4. Wild Turkey: Despite its historic role in keeping early Massachusetts colonists fed, this native bird disappeared from our state by the Civil War, a victim of development and habitat loss. But since reintroductions and habitat improvements began in the 1970s, the population has grown to more than 28,000, according to the National Wild Turkey Federation.
3. Taunton River: Like many of our river systems in New England, the Taunton benefited from the Clean Water Act’s amazing success at reducing industrial pollution, so much so that the river was declared “wild and scenic” by federal officials in 2009. And an ongoing restoration effort on the Mill River, an important tributary, will soon restore more than 40 miles of habitat for migratory fish like alewife.
2. Bald eagles: By the early 1900s, bald eagles were no longer breeding in Massachusetts, and in the latter part of the century, DDT took a toll on eagles nationwide, harming egg development and decimating the number of healthy chicks. But thanks to a 1972 ban on DDT and the Commonwealth’s reintroduction effort in the 1980s, we now have at least 26 resident breeding pairs. In fact, a Massachusetts Department of Wildlife study in 2011 counted 102 eagles, with 33 in the Quabbin Reservoir area alone!
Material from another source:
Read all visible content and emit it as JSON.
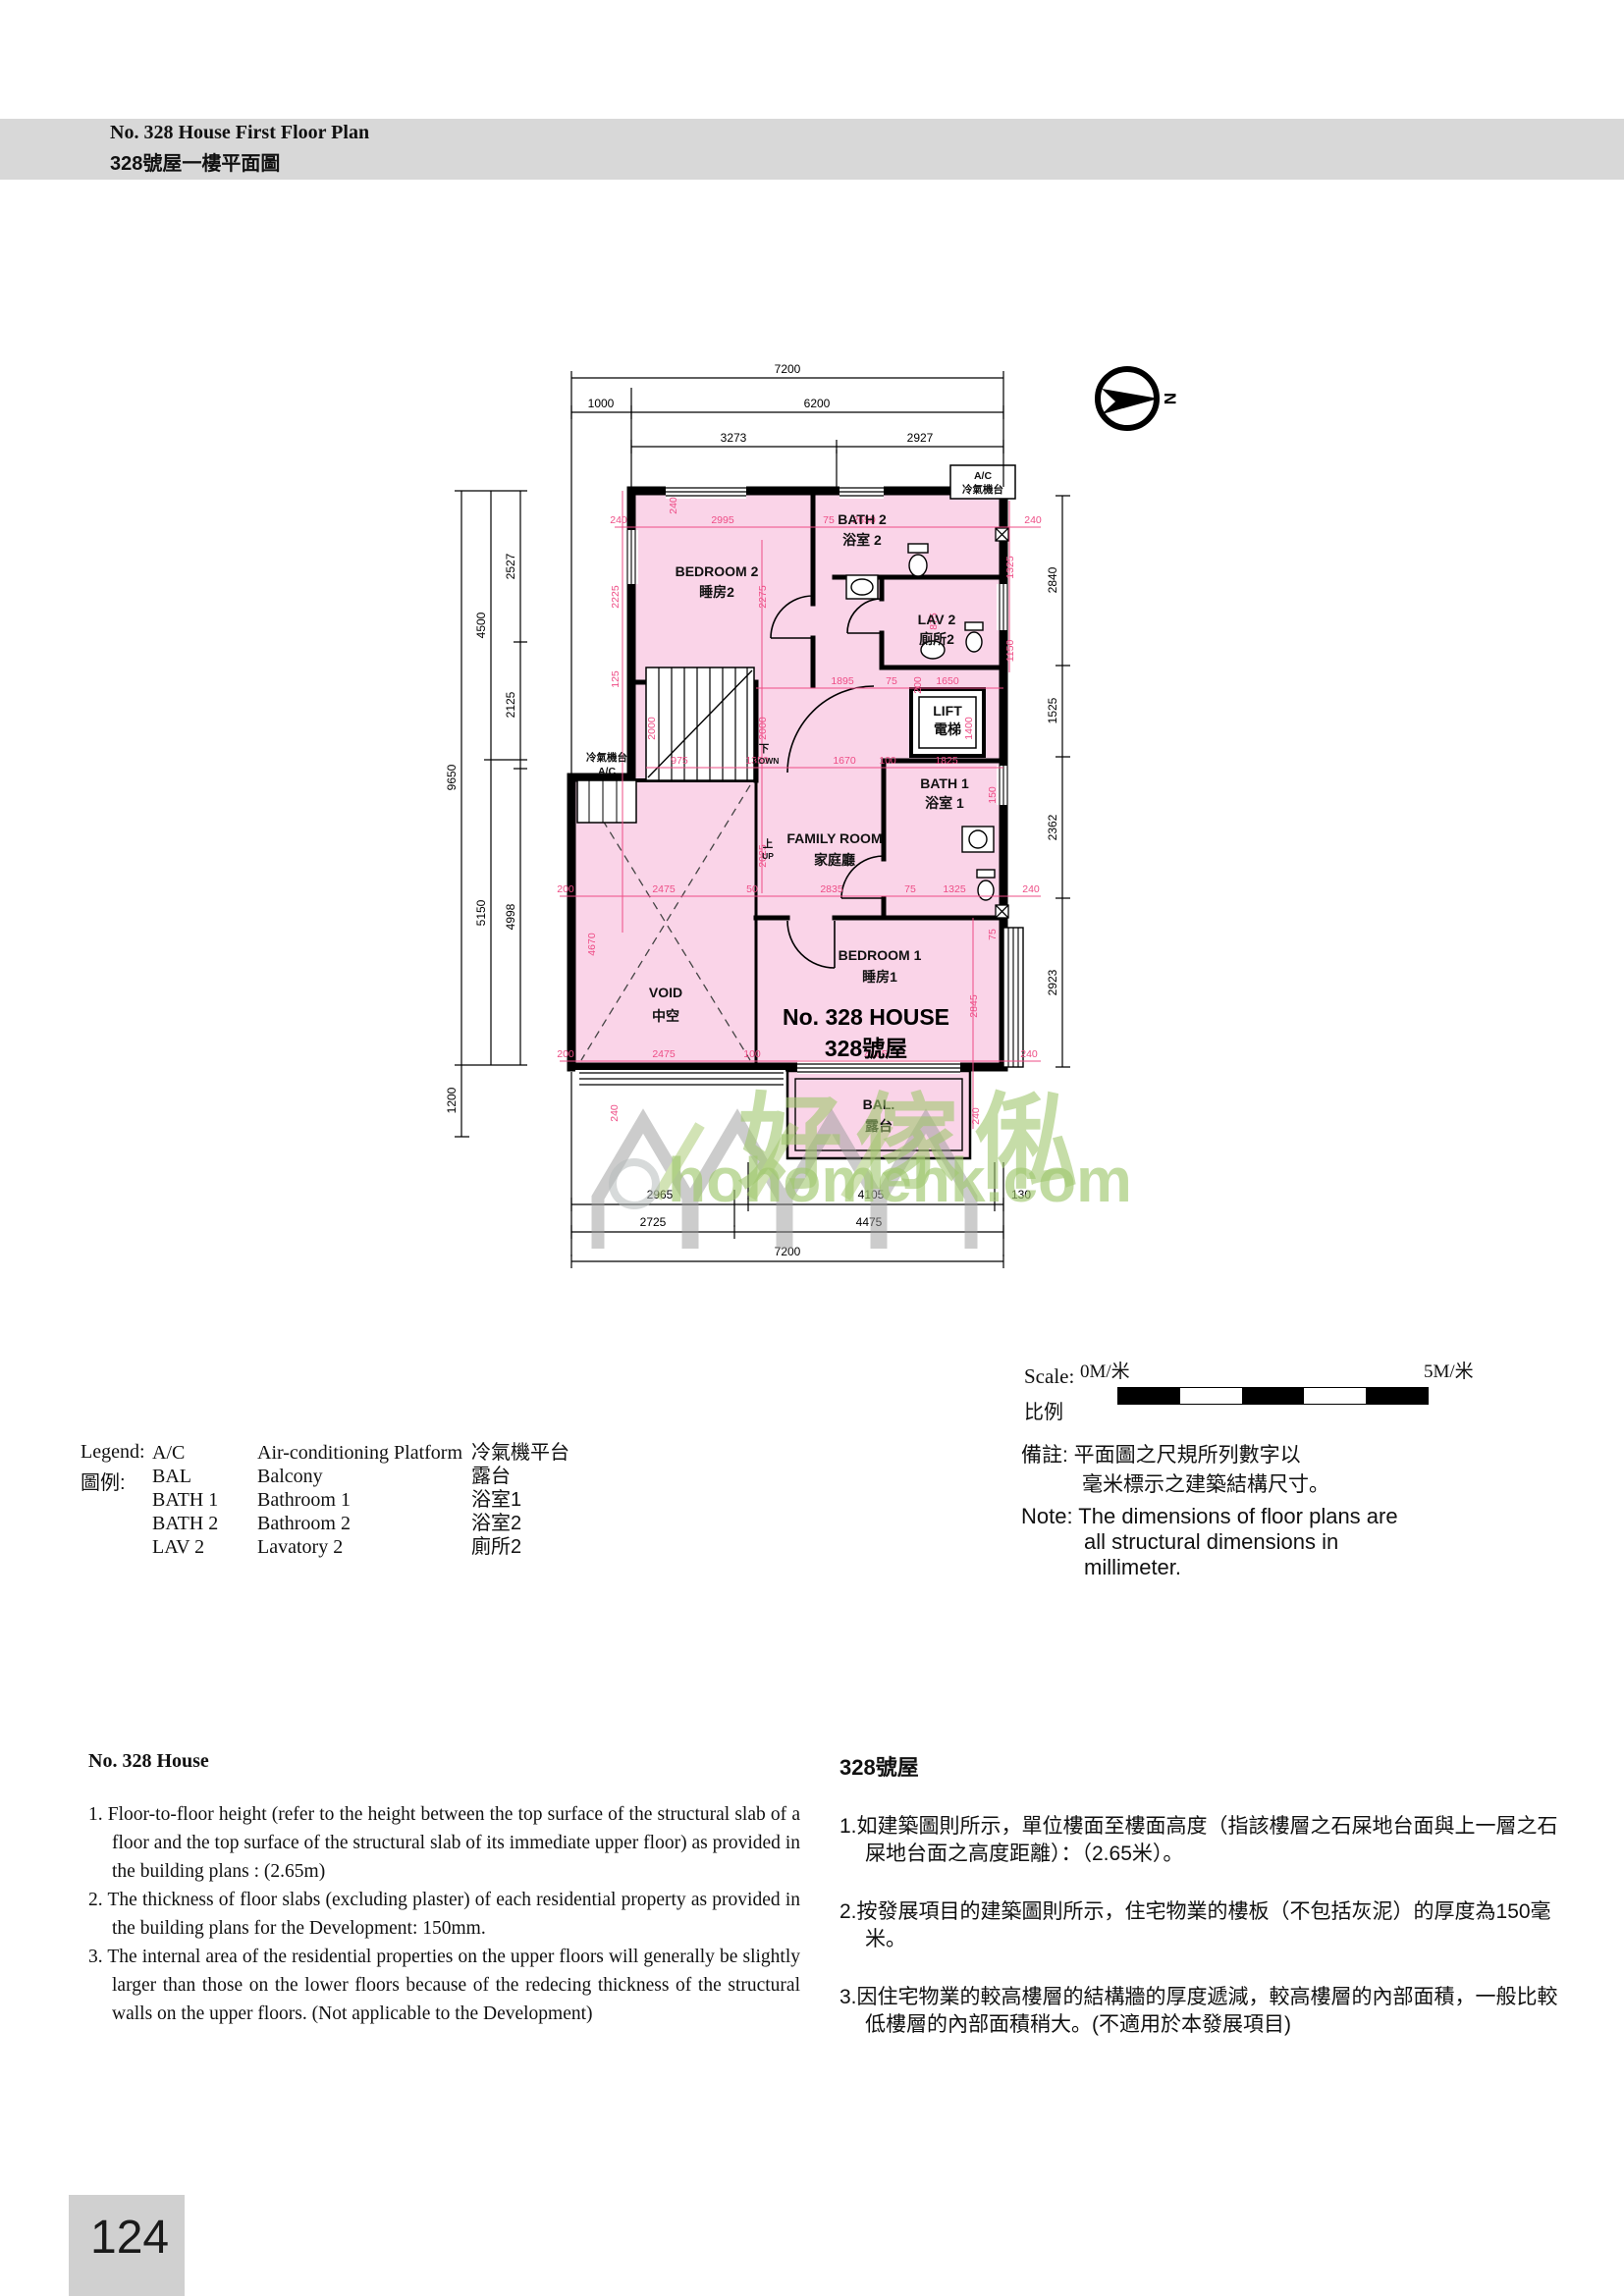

1. Forests: From the fire dependent ecosystems of our coasts, to the vast woodlands of the Berkshires, our forests are coming back. In 1850, just 30 percent of Massachusetts was forested. Today, forests cover 60 percent of our landscape and support myriad species, from song birds and salamanders to bear, moose and bobcat. In recent decades, we’ve seen the impact of roads and development that fragment our forests, and the recent State of Nature report reveals a lack of old growth habitats. But with careful decisions and time, our forests can continue their amazing recovery, providing habitat, clean water and recreational opportunities for generations to come.